There are various ways you can securely store data and documents.

To store and share documents and data, we recommend that you use OneDrive. If you share files, make sure that confidential data are only accessible to authorised individuals by checking the reading and editing rights on files and folders.

Encrypt confidential data

When storing confidential data, we recommend that you encrypt them (for example using AES Crypt or .ZIP software such as 7-Zip).

Are you using a USB memory stick, external hard disk, your own laptop or the public cloud for data storage? Be sure to observe the following safety precautions. 

Storing data securely on a secure USB stick

Information stored on a memory stick can be secured in two ways. You can use a hardware-encrypted memory stick (A) or special software to secure a regular memory stick (B).

A. Recommended hardware encrypted USB sticks

There are many different brands and not all are equally safe, so make sure to be informed.

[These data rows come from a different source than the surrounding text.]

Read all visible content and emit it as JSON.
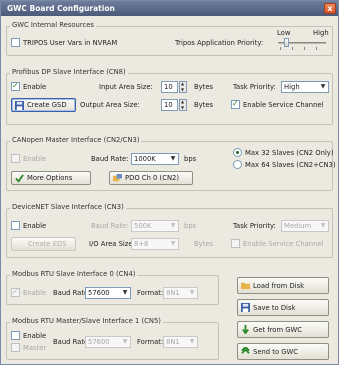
{
  "window": {
    "title": "GWC Board Configuration",
    "close": "x"
  },
  "internal": {
    "title": "GWC Internal Resources",
    "tripos_vars": "TRIPOS User Vars in NVRAM",
    "priority_label": "Tripos Application Priority:",
    "low": "Low",
    "high": "High",
    "priority_level": 0.15
  },
  "profibus": {
    "title": "Profibus DP Slave Interface (CN8)",
    "enable": "Enable",
    "input_label": "Input Area Size:",
    "input_value": "10",
    "output_label": "Output Area Size:",
    "output_value": "10",
    "bytes": "Bytes",
    "task_priority_label": "Task Priority:",
    "task_priority_value": "High",
    "create_gsd": "Create GSD",
    "service_channel": "Enable Service Channel"
  },
  "canopen": {
    "title": "CANopen Master Interface (CN2/CN3)",
    "enable": "Enable",
    "baud_label": "Baud Rate:",
    "baud_value": "1000K",
    "bps": "bps",
    "max32": "Max 32 Slaves (CN2 Only)",
    "max64": "Max 64 Slaves (CN2+CN3)",
    "more_options": "More Options",
    "pdo": "PDO Ch 0 (CN2)"
  },
  "devicenet": {
    "title": "DeviceNET Slave Interface (CN3)",
    "enable": "Enable",
    "baud_label": "Baud Rate:",
    "baud_value": "500K",
    "bps": "bps",
    "task_priority_label": "Task Priority:",
    "task_priority_value": "Medium",
    "create_eds": "Create EDS",
    "io_label": "I/O Area Size:",
    "io_value": "8+8",
    "bytes": "Bytes",
    "service_channel": "Enable Service Channel"
  },
  "modbus0": {
    "title": "Modbus RTU Slave Interface 0 (CN4)",
    "enable": "Enable",
    "baud_label": "Baud Rate:",
    "baud_value": "57600",
    "format_label": "Format:",
    "format_value": "8N1"
  },
  "modbus1": {
    "title": "Modbus RTU Master/Slave Interface 1 (CN5)",
    "enable": "Enable",
    "master": "Master",
    "baud_label": "Baud Rate:",
    "baud_value": "57600",
    "format_label": "Format:",
    "format_value": "8N1"
  },
  "actions": {
    "load": "Load from Disk",
    "save": "Save to Disk",
    "get": "Get from GWC",
    "send": "Send to GWC"
  },
  "colors": {
    "accent": "#3a5fa6",
    "check": "#2a7a2a",
    "title_bar": "#4a5a78",
    "close": "#d8542a"
  }
}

Some recommendations are:

  • The IronKey Basic S250 has been approved by the Dutch government for the storage of confidential data.
  • The Kingston DT 4000 encrypted USB stick is a high-quality, cheaper alternative with an adequate security level (FIPS 140-2 level 2, strong encryption, strong casing, limited number of log-in attempts, strong password requirements).

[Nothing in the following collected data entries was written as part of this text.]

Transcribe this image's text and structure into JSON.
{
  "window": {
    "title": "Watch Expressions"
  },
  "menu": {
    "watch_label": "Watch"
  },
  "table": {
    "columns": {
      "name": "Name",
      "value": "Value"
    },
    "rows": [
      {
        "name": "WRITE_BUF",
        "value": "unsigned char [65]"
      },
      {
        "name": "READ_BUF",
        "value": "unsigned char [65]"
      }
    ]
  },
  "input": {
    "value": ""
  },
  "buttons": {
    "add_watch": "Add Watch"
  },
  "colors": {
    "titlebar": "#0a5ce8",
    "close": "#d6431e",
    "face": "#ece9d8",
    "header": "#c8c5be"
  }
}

The IronKey memory stick is better because it has additional physical security features. Cheaper hardware-encrypted memory sticks such as those made by Corsair tend to be less safe.
Note that with the more secure memory sticks, the stored data will be destroyed after a certain number of incorrect password entry attempts (e.g. ten).

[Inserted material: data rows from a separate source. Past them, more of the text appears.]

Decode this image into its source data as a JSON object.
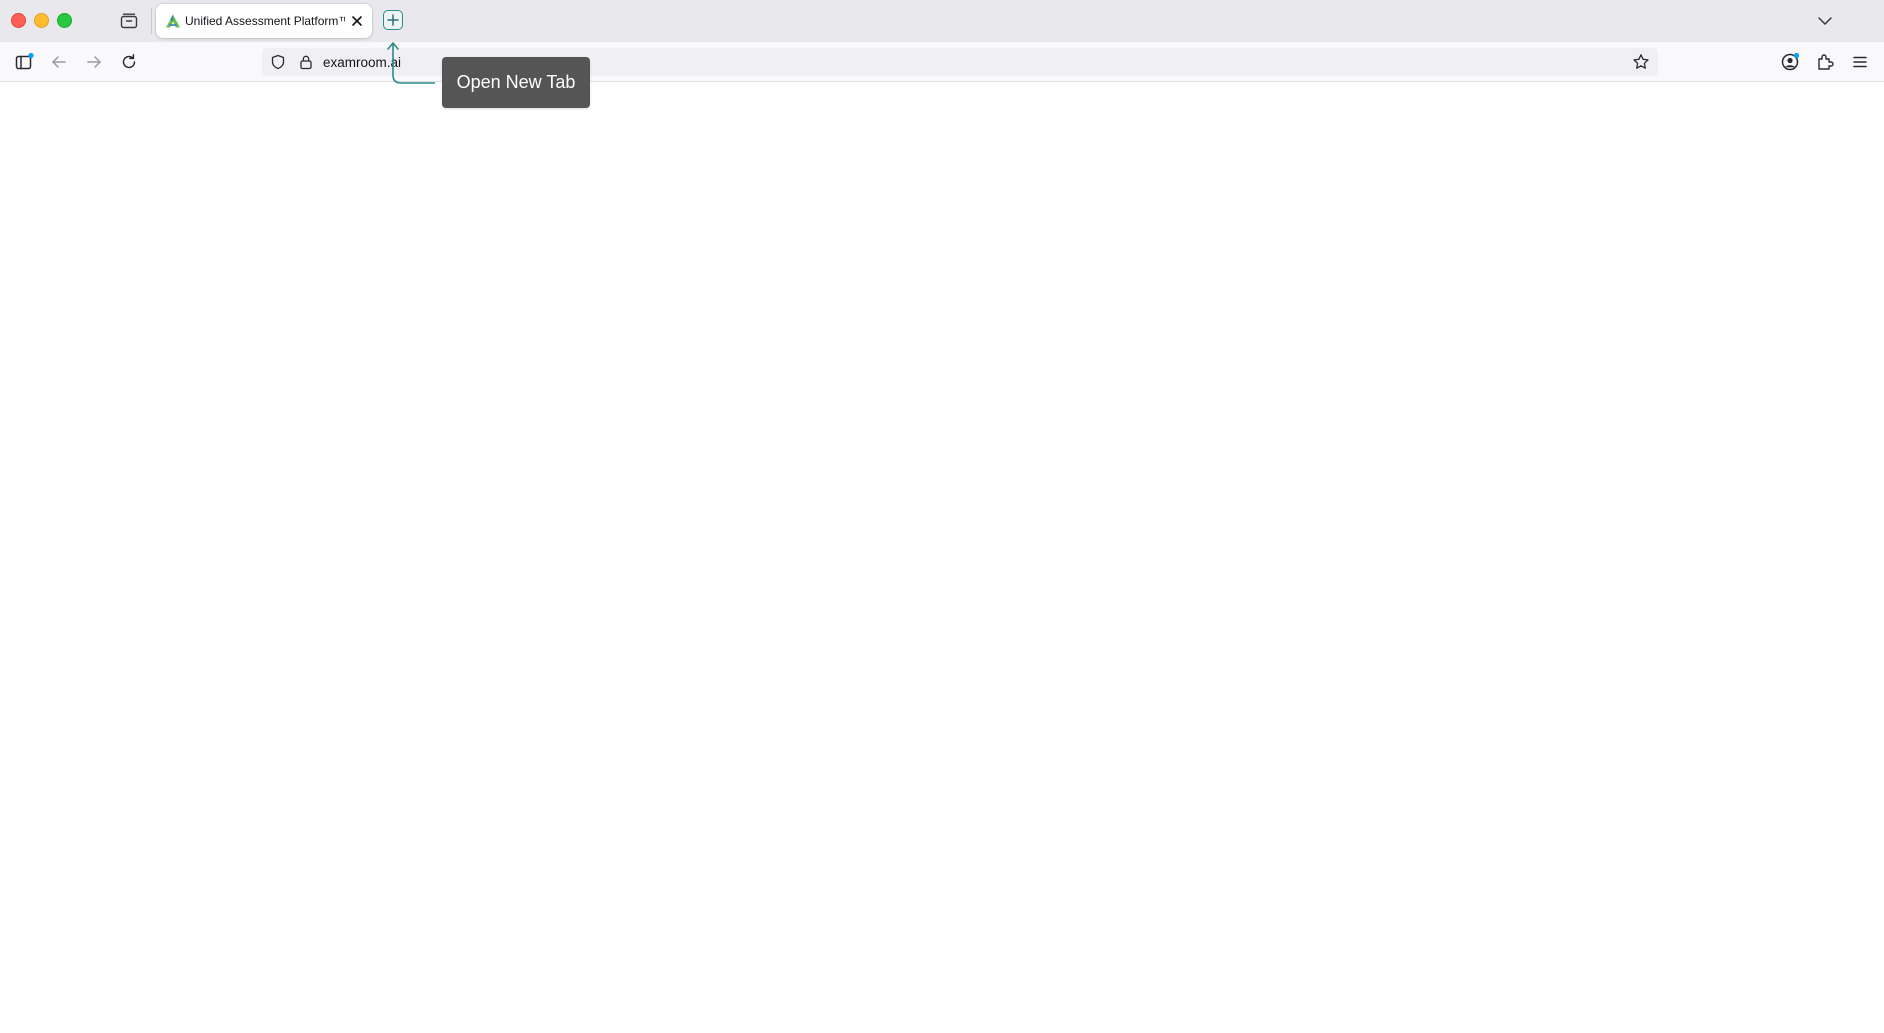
{
  "browser": {
    "tab": {
      "title": "Unified Assessment Platform™ | ExamRoom.AI",
      "favicon": "examroom-logo-icon"
    },
    "new_tab_tooltip": "Open New Tab",
    "url": "examroom.ai",
    "icons": {
      "tabs_overview": "tabs-overview-icon",
      "sidebar": "sidebar-icon",
      "back": "back-arrow-icon",
      "forward": "forward-arrow-icon",
      "reload": "reload-icon",
      "shield": "tracking-protection-icon",
      "lock": "lock-icon",
      "bookmark": "star-icon",
      "account": "account-icon",
      "extensions": "extensions-icon",
      "menu": "hamburger-menu-icon",
      "list_tabs": "chevron-down-icon",
      "new_tab": "plus-icon"
    },
    "colors": {
      "accent": "#2a8a88",
      "tooltip_bg": "#555555",
      "close": "#fe5f57",
      "minimize": "#febc2e",
      "maximize": "#28c840",
      "notification_dot": "#00a2f5"
    }
  }
}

B. Software for securing your USB stick

Another option is using encryption software (e.g. VeraCrypt). However, this also has some drawbacks, since it requires more knowledge and effort and you are not forced to use a strong password as with the hardware-encrypted memory sticks recommended above. You can also select specific files or folders on your memory stick to secure, for instance using AES Crypt.

Dropbox: not suitable for the storage of confidential UvA information

Dropbox is not suitable for the storage of important or confidential UvA information. Although Dropbox does provide security, backup and access facilities, there are a number of drawbacks:

  • Cloud services such as Dropbox are American companies governed by American law and therefore do not comply with Dutch and European legislation regarding the protection of personal information.
  • Though files are encrypted, no end-to-end encryption is used. No guarantee exists that they cannot be accessed by others. Theoretically, Dropbox itself can also view files.
  • The verification file needed to gain access to data in a Dropbox account can be transferred to another PC, enabling unauthorised individuals to gain access to your files without needing login details.
  • UvA is unable to offer any help or support in the event of theft.

N.B. Onedrive is a safe alternative if you are used to working with Dropbox.

Encrypt confidential data before sharing or use SURFfilesender 

When sharing confidential information, such as research data and/or personal details, always encrypt the files first You can do so using ZIP software with an encryption function, such as Winzip of 7-zip.  SURFfilesender is also a good solution, it's a secure SURF service that you can access using your UvA-net ID.